Intorno alle 10.30 siamo arrivati al CARA di Santa'Anna io, Francesco e
Yasmine. Abbiamo presentato l'autorizzazione ad entrare del prefetto,
lasciato le nostre carte d'identità ed abbiamo percorso soli il lungo
vialone che conduce all’interno. Ci siamo diretti verso il Campo A che
da più di 10 anni si trova lì e si compone di container di ferro
sistemati in fila al cui interno “dimorano” un minimo 8 persone per lo
più asiatici e maliani in condizioni igieniche del tutto insane e dove
il sistema elettrico non possiede alcun sistema di sicurezza..In alcuni
containers sono stati allestiti anche dei negozietti fai da te di
migranti che si trovano lì da oltre un anno. L’assistenza sanitaria è
penosa, così mi riferiscono tutti i migranti con cui riesco a parlare,
soprattutto perchè è difficilissimo incontrare i medici, visto che per
lo più vengono visitati da infermieri o stagisti. Il cibo
è insufficiente e senza né gusto nè sapore, oltre che non avere nessuna
indicazione se sia o meno helal, nel caso si tratti di carne. Tutte le
persone con cui ho parlato si lamentano di tutto ma sono costretti ad
accettare le condizioni del campo per paura o per ricatto, visto che gli
si dice. “o così o niente permesso di soggiorno”. La storia più triste è
quella di una donna marocchina che ha partorito nel campo dopo una lunga
sofferenza e che adesso ha una figlia malata di 4 mesi nata dopo un
intervento dentro al cara e senza aver mai visto l’ospedale.
Continuando a visitare il campo siamo giunti al posto di prima
identificazione dove abbiamo trovato più di 50 persone tra uomini, donne
e bambini tutti siriani appena arrivati dalla sicilia. Stavano tutti
dentro un capannone, un posto davvero poco degno per una prima
accoglienza. Mi sono avvicinato a un giovanotto, che aveva la stanchezza
tracciata pesantemente sul viso, a lui ho lasciato il mio biglietto da
visita con numero di telefono per chiamare in caso di necessità. Stavamo
scambiando due chiacchiere quando, dopo un po’, è arrivato un
funzionario della polizia e dell'accoglienza che ha cominciato a gridare
gridando e bestemmiare, usando parole molto volgari e senza motivo.
Diceva che noi non potevamo stare lì e chiamato la polizia, l'esercito,
i carabinieri e la guardia di finanza per impedirci di restare lì.
Quindi siamo stati “scortati fuori” e dopo un po’ siamo stati richiamati
dal siriano cui avevo lasciato il mio numero.
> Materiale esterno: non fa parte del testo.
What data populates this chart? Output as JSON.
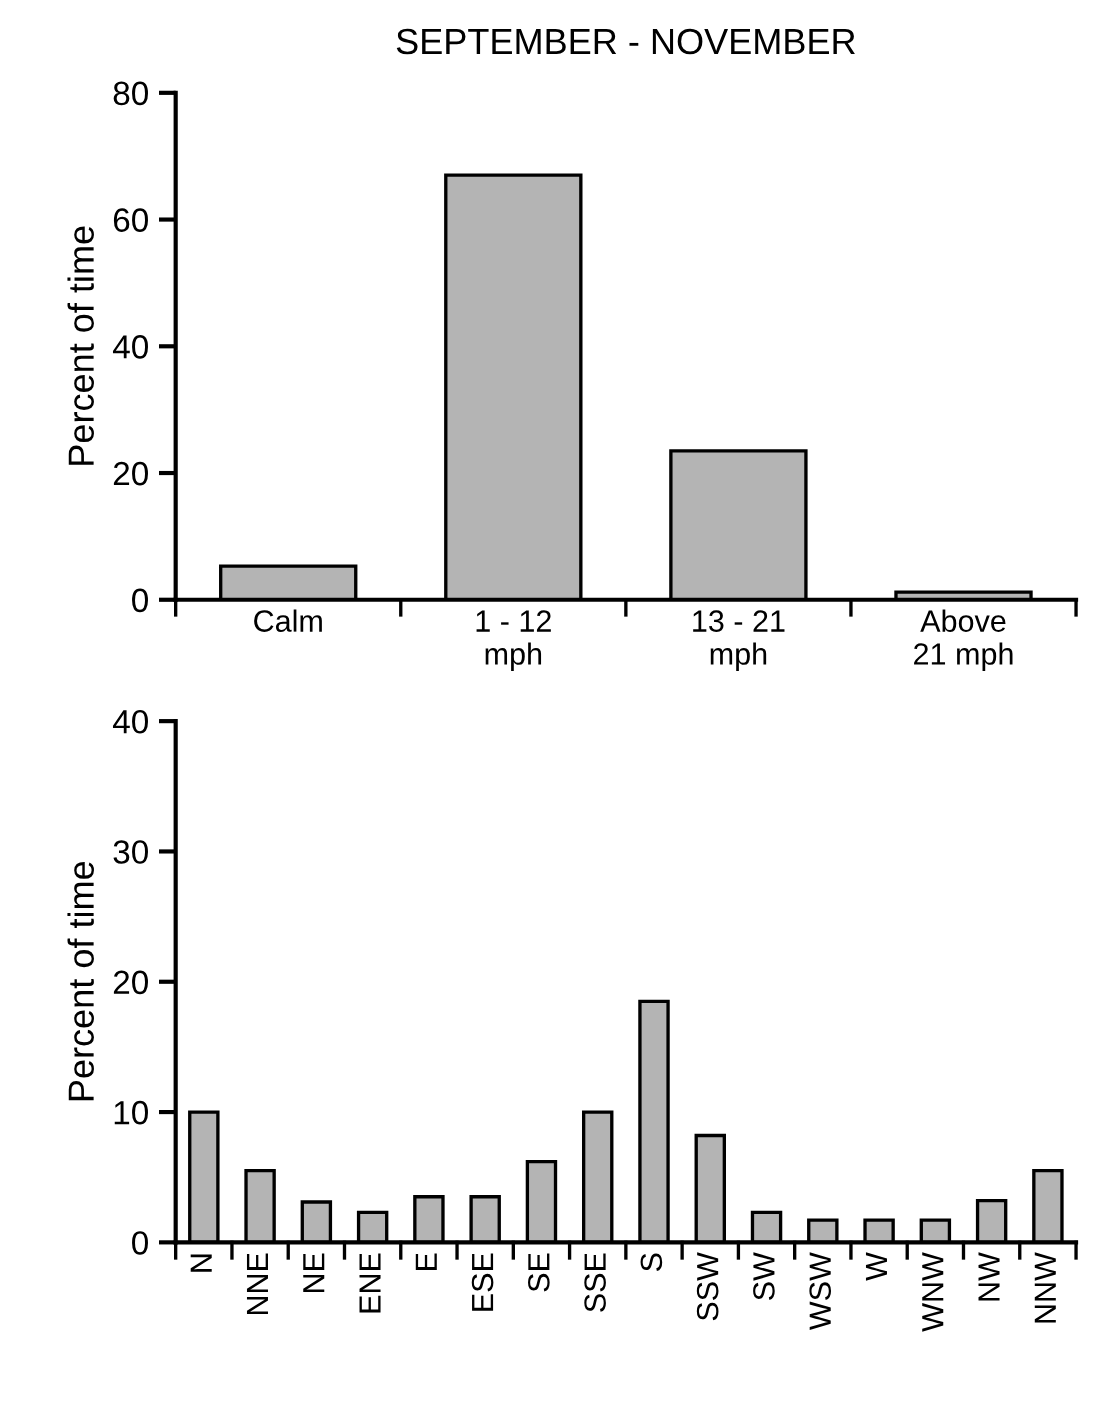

Volevano costringerli a
prendere le impronte con la forza. Così siamo entrati di nuovo, però la
polizia ci ha impedito di parlare con loro, che all’interno erano già in
sciopero della fame. Abbiamo però spiegato loro che non potevano
prendere le impronte per forza e che esiste un’altra procedura e non
solo, che già da l’ erano arrivate segnalazioni di “botte” ai siriani,
nei mesi precedenti. Abbiamo chiamato un avvocato di zona perchè li
potesse difendere, ma non è stato fatto entrare. Poi è arrivata
un’altra ragazza del volontariato della zona, che aiuta molti siriani.
E’ entrata anche lei, ma non le è stato permesso di vedere i siriani del
gruppo. Comunque è proprio il campo della Vergogna!